Before I leave you today, one more point about the incident described above with Steve Laycock. He knew the rules, including the options available to him and knew exactly what had occurred. If you're a third/mate or skip and you're charged with the attendant responsibilities in and around the house, it's hard to make the ethical decision of you're not fully aware of what happened. There were some comments following the game on social media criticizing the official for not asserting his/her authority (i.e. removing the touched running stone). That's simply not the official's role. It was Steve's role. He knew it and immediately knew what to do (and he didn't see any need to confer with his teammates)!

But then I know Steve Laycock personally. I could have told you what he would do before he actually did it!

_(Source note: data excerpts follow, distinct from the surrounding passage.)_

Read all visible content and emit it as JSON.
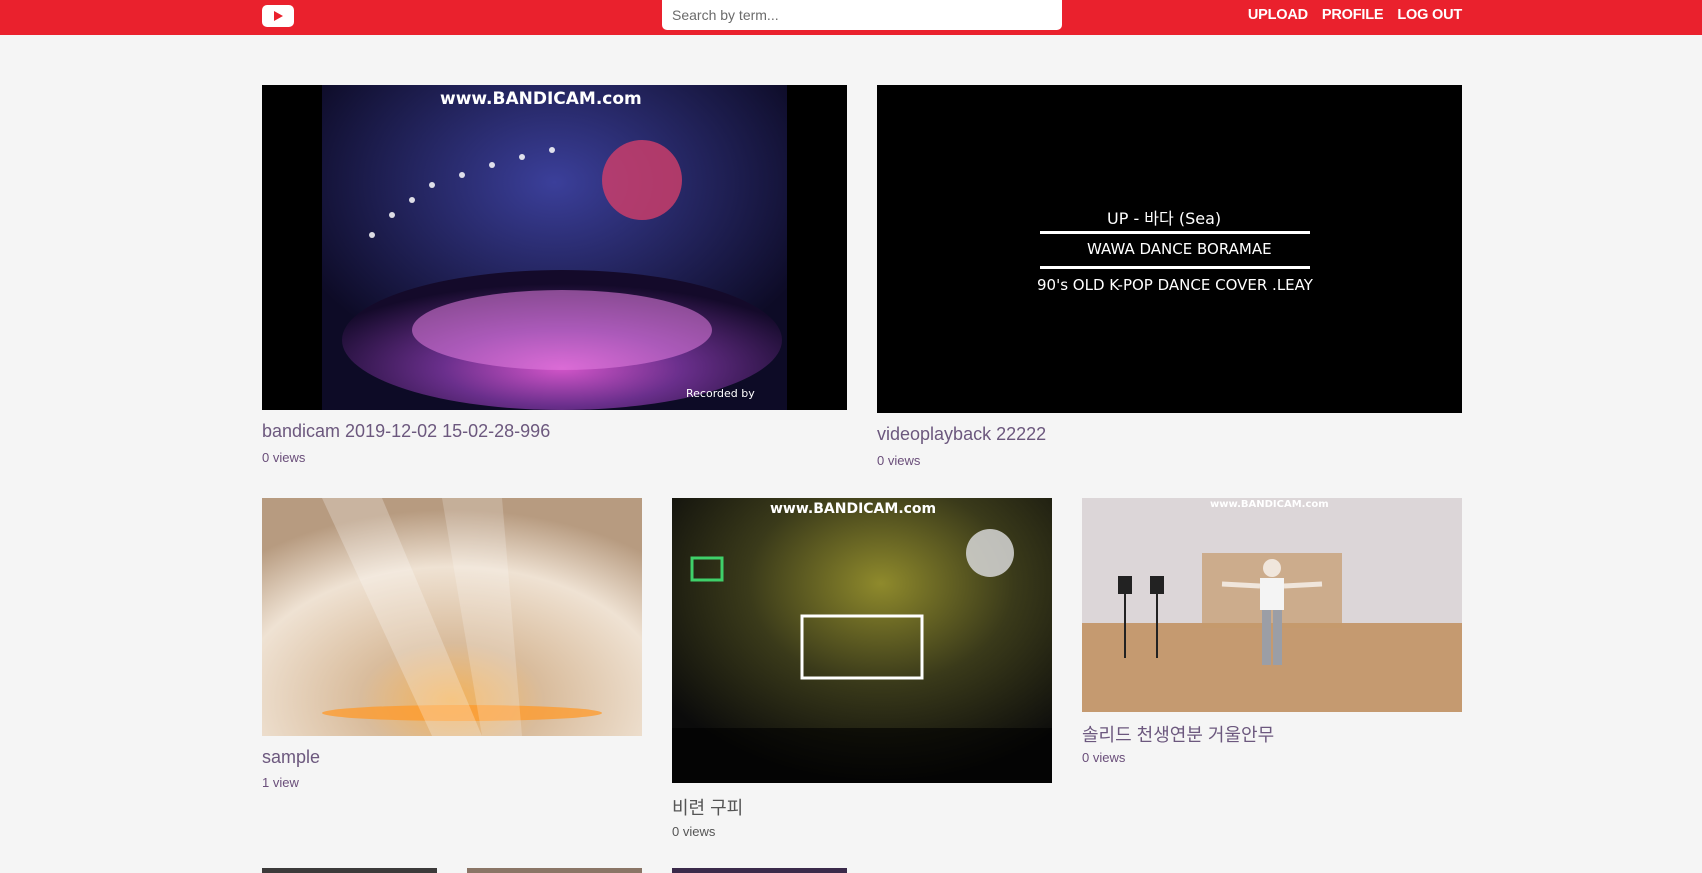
{
  "header": {
    "search_placeholder": "Search by term...",
    "nav": {
      "upload": "UPLOAD",
      "profile": "PROFILE",
      "logout": "LOG OUT"
    }
  },
  "videos": [
    {
      "title": "bandicam 2019-12-02 15-02-28-996",
      "views": "0 views",
      "overlay_top": "www.BANDICAM.com",
      "overlay_bottom": "Recorded by"
    },
    {
      "title": "videoplayback 22222",
      "views": "0 views",
      "overlay_lines": [
        "UP - 바다 (Sea)",
        "WAWA DANCE BORAMAE",
        "90's OLD K-POP DANCE COVER .LEAY"
      ]
    },
    {
      "title": "sample",
      "views": "1 view"
    },
    {
      "title": "비련 구피",
      "views": "0 views",
      "overlay_top": "www.BANDICAM.com"
    },
    {
      "title": "솔리드 천생연분 거울안무",
      "views": "0 views",
      "overlay_top": "www.BANDICAM.com"
    }
  ],
  "colors": {
    "brand": "#ea212d",
    "background": "#f5f5f5",
    "title": "#6c587e"
  }
}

* Out Of The Rough: Inside The Ropes With The World's Greatest Golfers (Penguin Canada)
   ISBN - 10:0735232776


  1. Basically, the reversal of what happened in the 2016 Men's Worlds - USA vs. Japan...

    1. On the surface it would appear so but in conversation with a world class official while in Sweden recently, apparently it is the responsibility of the playing team (in this case Japan) to ensure that stones re-entering the field of play (i.e. rebounding from the foam dividers) do not negatively impact on stones still in play.
      Also, according to this official, this is not an offending/non-offending team situation. Mostly it's just an unfortunate one. I held to the view that neither team was responsible. Both teams in my view are obligated to ensure the prompt removal of stones when they are out-of-play. But, as previously stated, it's the playing team's responsibility!
      All that said, I agreed with TSN's Vic & Russ that the American stone that was "double touched" would not have come to rest in the house. Skip Shuster felt differently and that seemed to rule the day.
      I added in my conversation with the official in Sweden that the on site official, instead of standing in the midst of 8 curlers all expressing opinions, he should have asked for one representative from each team, taken them aside to deal with the matter.
      Damn those dividers, eh!!!! 😀

  2. Hi Bill, nice to be reading your posts again...missed you.

    I watched the game between Simmons and Laycock and yes it was a class move by Steve to place the rock where he felt it would have rested. it is nice to see that there are still gentleman of the sport playing the game.

  3. I had a somewhat similar Laycock moment this year in the Scottish seniors finals. We had a draw for two that needed to get full 12 to count out an opposition stone half in the twelve. As the stone came up to the house heading nicely to the tee, it picked, ground to a halt and ended up about half the twelve, a sure close look to know if it would still count and possibly a measure. However no one got to find out because the opposition 3rd without even looking at the stones and not a second's hesitation immediately gave us the deuce. Everyone was surprised but none of his teammates objected. It was beyond the rules but very much in the spirit of the game. The gods of curling will reward Colin Baxter, a real gentleman of our sport.

  4. I didn’t get chance of watching the live game, thank you for writing this blog to give us view of what happened there.